Isn't this the split brain quorum task? https://jira.jboss.org/jira/browse/HORNETQ-66 ?
Also, if we make any changes to failover and backups.. keep in mind we will need to install backup nodes in the middle of the operation, in order to support adding backup to a live node:
its related to HORNETQ-66 but not the same. Its more to do with the order in which nodes are initially chosen to connect to. I dont think its related at all to the second.
Sorry, for coming so late to this discussion.
Andy, I think what you say makes sense.
We introduce a new param, failoverOnInitialConnection.
When a client starts it will attempt reconnectAttempts times to connect to the live node. If it has not connected after reconnectAttempts attempts then, if failoverOnInitialConnection = true it will attempt to connection to the backup, if specified (do we try the backup also reconnectAtttempts times?), otherwise it will fail.
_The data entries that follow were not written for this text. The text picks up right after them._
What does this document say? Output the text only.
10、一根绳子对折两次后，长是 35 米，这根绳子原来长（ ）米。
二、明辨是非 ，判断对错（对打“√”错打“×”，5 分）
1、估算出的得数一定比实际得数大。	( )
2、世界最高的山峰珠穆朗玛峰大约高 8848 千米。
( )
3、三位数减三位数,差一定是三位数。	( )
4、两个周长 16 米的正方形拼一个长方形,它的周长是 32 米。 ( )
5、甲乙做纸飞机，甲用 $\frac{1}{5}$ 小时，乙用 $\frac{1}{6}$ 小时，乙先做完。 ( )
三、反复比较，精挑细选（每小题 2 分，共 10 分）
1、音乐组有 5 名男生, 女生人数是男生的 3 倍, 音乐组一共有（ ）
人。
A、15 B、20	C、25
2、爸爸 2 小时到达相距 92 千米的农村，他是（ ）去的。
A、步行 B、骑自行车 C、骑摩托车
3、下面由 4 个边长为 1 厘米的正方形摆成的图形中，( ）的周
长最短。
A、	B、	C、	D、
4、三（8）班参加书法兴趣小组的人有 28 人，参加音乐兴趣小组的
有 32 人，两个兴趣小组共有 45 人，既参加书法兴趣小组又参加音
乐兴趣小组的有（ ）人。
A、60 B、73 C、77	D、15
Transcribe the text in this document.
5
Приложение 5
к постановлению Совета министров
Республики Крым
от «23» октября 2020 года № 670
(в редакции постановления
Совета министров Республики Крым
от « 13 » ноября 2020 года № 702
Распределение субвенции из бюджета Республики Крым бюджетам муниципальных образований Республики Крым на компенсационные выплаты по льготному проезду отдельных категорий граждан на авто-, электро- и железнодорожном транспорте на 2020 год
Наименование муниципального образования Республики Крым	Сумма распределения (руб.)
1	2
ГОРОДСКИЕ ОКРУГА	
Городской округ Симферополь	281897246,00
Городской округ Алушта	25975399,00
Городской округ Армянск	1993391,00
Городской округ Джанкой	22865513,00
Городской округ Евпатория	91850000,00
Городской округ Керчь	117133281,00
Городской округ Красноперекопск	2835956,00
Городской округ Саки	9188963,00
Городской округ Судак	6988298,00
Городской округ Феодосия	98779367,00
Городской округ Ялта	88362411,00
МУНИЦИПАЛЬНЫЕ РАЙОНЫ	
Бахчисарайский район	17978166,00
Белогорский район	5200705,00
By default failoverOnInitialConnection will be false.
We have to be a bit careful with failoverOnInitialConnection=true since in an environment where you have a symmetric cluster of nodes, each with backups, each live node on startup will try to make cluster connections to each other node.
When the cluster is brought up, if live nodes aren't brought up in time, node N could instead make connections to backup nodes putting the cluster in an inconsistent state. This is actually the reason why we currently don't always try the backup if the live is not available. But I think if this is guarded by a flag it should be ok.
Regarding the split brain stuff, I think that is a bit off topic and is handled by a different JIRA
I think we should probably try the backup only once, if it doesnt work then its probably a client side network issue or the whole intranet is down.
Your point about bringing the nodes up in time is a good one, i will make sure that this is well documented and like u say we will default to false.